Diese Ver­sor­gungs­lü­cke besteht vor allem in armen Län­dern, in denen Anti­epi­lep­tika ent­we­der zu teuer sind oder gar nicht ver­füg­bar sind. Zudem haben viele Men­schen in die­sen Län­dern kei­nen Zugang zu Ärz­ten, die Epi­lep­sie rich­tig dia­gnos­ti­zie­ren und behan­deln kön­nen.

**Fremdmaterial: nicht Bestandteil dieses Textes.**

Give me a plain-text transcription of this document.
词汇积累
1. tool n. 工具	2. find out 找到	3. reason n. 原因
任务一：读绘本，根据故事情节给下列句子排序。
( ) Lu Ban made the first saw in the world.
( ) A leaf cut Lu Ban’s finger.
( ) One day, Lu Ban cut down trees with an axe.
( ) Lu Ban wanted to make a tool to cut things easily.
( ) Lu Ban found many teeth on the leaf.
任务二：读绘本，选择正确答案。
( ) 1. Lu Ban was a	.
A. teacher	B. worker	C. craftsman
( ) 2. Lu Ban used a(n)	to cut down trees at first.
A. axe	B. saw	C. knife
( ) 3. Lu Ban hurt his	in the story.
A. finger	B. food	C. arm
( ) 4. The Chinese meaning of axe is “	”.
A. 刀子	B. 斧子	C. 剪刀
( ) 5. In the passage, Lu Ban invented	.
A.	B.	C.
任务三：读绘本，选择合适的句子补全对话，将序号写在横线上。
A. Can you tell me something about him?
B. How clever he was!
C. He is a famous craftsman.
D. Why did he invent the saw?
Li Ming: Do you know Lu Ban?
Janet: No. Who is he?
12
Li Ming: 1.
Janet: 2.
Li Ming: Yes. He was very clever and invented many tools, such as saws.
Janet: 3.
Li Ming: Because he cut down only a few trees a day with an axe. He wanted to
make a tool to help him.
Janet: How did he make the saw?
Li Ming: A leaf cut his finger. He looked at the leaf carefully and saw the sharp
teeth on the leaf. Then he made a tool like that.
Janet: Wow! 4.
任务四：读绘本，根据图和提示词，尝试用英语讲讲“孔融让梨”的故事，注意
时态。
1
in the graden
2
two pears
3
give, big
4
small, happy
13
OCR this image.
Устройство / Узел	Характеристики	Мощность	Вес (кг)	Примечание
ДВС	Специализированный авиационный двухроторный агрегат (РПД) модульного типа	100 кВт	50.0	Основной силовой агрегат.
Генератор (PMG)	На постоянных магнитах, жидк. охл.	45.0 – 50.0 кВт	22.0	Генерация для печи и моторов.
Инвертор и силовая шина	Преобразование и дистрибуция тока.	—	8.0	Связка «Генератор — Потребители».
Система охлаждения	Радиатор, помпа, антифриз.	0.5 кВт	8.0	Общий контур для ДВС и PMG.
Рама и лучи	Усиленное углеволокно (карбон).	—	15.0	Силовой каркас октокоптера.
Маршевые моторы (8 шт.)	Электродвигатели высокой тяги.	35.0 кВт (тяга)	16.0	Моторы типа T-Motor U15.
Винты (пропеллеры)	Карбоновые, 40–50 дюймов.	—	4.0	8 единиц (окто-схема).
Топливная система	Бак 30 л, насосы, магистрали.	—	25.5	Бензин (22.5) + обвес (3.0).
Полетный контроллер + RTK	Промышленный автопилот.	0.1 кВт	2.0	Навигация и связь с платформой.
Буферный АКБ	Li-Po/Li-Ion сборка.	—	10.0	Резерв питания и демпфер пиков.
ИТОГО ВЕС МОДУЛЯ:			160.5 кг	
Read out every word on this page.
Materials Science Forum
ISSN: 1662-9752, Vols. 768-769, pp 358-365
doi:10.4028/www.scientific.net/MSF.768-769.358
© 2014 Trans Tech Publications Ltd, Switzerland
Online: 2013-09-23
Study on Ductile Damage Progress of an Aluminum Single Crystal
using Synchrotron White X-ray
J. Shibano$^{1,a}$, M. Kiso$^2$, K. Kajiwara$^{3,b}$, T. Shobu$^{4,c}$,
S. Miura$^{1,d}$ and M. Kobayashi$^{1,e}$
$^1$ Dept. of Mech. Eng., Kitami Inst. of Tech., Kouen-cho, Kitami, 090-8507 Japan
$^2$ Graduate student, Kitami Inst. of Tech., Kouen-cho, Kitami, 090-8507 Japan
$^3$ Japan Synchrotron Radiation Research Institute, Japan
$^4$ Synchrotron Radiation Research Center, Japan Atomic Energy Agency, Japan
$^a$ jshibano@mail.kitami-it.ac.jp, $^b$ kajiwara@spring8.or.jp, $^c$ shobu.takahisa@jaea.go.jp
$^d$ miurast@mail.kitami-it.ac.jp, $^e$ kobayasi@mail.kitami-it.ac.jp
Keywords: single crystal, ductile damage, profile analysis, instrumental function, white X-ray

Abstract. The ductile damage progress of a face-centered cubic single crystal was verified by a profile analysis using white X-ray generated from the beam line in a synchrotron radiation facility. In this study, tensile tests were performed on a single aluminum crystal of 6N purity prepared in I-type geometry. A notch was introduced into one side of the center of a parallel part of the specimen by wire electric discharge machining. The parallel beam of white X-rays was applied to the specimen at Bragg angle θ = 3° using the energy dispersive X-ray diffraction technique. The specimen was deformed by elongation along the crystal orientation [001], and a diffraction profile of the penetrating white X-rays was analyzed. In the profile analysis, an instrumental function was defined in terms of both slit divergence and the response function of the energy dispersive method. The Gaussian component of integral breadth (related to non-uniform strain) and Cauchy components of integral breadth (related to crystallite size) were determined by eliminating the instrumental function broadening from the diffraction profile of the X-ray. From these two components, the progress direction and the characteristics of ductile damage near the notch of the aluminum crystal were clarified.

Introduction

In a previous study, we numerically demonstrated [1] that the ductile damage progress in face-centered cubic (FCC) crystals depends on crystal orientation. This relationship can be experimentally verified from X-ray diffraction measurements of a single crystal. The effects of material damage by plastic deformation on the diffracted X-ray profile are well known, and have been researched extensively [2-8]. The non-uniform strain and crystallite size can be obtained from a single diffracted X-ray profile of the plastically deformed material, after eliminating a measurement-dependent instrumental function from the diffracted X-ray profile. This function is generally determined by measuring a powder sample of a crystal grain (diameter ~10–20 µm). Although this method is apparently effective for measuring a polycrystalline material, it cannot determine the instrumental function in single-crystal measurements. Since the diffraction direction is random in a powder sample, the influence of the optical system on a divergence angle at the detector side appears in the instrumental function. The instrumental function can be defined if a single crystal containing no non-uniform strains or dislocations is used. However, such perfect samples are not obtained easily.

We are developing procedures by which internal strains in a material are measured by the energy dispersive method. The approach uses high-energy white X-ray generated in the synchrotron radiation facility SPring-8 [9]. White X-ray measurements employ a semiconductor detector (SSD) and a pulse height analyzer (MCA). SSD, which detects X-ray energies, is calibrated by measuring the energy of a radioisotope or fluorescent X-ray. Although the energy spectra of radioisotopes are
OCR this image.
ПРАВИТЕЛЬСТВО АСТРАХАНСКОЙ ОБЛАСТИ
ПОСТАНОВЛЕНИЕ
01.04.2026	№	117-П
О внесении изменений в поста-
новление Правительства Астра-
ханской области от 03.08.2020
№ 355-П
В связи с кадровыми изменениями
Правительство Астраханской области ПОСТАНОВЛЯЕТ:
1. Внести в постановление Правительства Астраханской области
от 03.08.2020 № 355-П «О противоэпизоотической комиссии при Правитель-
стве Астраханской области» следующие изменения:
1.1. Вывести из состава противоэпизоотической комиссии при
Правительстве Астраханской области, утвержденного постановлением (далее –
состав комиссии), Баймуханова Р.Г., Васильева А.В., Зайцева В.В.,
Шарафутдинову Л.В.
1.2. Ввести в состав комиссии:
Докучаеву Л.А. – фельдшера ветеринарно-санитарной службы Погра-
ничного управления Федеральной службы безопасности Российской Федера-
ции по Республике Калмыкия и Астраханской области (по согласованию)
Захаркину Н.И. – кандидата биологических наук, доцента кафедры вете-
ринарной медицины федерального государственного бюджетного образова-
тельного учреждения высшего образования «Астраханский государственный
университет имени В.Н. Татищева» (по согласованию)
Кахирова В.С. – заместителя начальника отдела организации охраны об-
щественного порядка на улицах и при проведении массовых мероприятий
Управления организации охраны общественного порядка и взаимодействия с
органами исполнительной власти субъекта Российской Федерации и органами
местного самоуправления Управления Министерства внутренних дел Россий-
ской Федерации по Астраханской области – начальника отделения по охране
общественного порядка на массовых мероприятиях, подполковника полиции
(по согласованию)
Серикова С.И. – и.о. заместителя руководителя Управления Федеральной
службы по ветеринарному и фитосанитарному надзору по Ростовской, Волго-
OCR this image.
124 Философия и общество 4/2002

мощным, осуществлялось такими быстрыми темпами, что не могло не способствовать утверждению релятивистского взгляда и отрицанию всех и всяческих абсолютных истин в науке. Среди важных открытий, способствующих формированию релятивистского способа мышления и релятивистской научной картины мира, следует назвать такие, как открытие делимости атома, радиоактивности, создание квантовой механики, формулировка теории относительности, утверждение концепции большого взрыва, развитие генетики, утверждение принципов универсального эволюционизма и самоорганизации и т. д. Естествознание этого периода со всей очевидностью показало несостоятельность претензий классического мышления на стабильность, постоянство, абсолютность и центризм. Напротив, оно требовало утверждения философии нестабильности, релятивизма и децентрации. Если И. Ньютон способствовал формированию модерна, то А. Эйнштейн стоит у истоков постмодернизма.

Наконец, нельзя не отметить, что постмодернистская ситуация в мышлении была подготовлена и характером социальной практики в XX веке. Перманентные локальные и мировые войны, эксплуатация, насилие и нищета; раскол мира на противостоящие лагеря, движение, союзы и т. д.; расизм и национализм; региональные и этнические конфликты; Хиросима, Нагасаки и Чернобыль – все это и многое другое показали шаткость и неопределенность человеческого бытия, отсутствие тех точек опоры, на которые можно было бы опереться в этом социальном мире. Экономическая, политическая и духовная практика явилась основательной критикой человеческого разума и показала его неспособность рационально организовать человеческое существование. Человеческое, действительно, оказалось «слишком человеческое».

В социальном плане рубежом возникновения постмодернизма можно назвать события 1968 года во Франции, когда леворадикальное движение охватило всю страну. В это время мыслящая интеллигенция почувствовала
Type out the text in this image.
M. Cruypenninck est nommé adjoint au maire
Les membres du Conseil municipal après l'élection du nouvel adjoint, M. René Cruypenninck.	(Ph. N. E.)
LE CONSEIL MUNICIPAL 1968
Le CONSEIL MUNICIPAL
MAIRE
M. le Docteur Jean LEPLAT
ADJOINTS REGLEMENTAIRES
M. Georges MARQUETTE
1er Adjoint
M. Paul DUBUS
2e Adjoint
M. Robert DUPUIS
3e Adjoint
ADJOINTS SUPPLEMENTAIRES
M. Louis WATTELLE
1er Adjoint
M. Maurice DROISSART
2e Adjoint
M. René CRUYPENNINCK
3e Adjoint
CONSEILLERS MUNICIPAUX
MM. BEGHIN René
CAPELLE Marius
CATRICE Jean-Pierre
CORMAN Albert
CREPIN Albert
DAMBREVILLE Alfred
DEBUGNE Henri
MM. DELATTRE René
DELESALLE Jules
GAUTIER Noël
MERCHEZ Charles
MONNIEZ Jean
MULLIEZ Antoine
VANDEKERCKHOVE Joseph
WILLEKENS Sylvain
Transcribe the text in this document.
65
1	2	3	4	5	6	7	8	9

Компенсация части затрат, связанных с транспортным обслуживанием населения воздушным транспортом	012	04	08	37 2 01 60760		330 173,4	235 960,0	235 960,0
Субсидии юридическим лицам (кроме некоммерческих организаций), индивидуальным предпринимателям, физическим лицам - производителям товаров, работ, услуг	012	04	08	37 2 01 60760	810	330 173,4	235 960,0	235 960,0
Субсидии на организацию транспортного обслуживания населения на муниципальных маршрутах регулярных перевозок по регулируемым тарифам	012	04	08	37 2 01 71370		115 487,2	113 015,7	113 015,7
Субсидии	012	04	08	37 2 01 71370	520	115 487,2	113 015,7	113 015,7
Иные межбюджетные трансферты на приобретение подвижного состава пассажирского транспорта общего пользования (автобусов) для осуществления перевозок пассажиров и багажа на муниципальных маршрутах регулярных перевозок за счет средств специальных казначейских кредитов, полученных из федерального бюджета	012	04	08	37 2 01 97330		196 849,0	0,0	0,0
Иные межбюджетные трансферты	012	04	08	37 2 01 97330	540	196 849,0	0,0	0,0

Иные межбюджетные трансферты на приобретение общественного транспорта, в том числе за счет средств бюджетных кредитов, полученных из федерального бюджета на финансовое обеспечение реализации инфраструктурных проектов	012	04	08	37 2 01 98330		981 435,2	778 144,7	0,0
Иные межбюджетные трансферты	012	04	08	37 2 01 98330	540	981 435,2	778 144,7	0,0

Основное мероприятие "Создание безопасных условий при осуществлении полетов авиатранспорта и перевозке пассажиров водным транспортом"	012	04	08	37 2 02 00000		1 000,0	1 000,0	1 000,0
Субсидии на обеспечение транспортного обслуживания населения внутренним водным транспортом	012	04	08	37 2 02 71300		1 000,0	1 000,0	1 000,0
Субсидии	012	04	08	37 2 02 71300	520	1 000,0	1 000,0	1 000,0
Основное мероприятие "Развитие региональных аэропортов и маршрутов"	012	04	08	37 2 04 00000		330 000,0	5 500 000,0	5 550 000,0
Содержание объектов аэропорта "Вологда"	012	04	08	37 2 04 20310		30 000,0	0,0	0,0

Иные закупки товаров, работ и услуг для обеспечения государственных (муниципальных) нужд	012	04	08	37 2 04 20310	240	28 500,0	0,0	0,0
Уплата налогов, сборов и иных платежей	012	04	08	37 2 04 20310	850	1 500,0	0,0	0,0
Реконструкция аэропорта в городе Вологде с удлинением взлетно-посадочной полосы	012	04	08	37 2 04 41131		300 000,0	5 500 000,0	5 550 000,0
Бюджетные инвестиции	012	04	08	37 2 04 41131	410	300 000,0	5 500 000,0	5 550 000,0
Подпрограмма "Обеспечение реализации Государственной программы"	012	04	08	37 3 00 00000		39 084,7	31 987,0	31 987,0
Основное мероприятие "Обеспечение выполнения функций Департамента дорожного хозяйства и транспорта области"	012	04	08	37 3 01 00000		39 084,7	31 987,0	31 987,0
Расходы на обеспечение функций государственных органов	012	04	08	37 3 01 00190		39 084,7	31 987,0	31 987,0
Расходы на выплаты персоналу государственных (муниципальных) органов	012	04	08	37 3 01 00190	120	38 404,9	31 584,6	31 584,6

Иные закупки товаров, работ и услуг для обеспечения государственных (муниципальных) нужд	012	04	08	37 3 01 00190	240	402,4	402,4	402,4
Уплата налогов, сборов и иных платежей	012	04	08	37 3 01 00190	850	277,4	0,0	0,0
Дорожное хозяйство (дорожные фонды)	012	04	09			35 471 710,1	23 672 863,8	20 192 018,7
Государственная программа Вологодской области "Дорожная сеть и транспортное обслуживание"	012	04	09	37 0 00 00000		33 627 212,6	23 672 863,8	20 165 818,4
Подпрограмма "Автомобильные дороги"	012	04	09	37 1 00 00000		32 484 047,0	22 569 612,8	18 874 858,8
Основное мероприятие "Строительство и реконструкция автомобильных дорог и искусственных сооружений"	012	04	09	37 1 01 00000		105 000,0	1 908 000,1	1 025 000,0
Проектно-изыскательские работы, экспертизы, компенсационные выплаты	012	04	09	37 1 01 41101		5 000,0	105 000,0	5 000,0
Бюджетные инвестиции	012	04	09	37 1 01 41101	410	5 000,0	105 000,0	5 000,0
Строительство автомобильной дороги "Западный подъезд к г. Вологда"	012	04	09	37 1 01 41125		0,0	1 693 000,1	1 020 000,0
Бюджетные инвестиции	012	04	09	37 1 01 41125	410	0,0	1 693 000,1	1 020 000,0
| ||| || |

Man­che Fami­lien wen­den sich daher an tra­di­tio­nelle Hei­ler, was jedoch nicht immer eine wirk­same Behand­lung gewähr­leis­tet.

Epi­lep­sie stellt welt­weit eine erheb­li­che soziale und wirt­schaft­li­che Belas­tung dar. In Ent­wick­lungs­län­dern ist sie für etwa ein Pro­zent aller Gesund­heits­pro­bleme ver­ant­wort­lich, die zu Behin­de­rung oder Tod füh­ren. Die Erkran­kung betrifft nicht nur die betrof­fene Per­son, son­dern auch deren Fami­lie. In Län­dern mit nied­ri­gem Ein­kom­men kön­nen viele Men­schen mit Epi­lep­sie auf­grund ihrer Anfälle und der damit ver­bun­de­nen Stig­ma­ti­sie­rung nicht arbei­ten oder zur Schule gehen.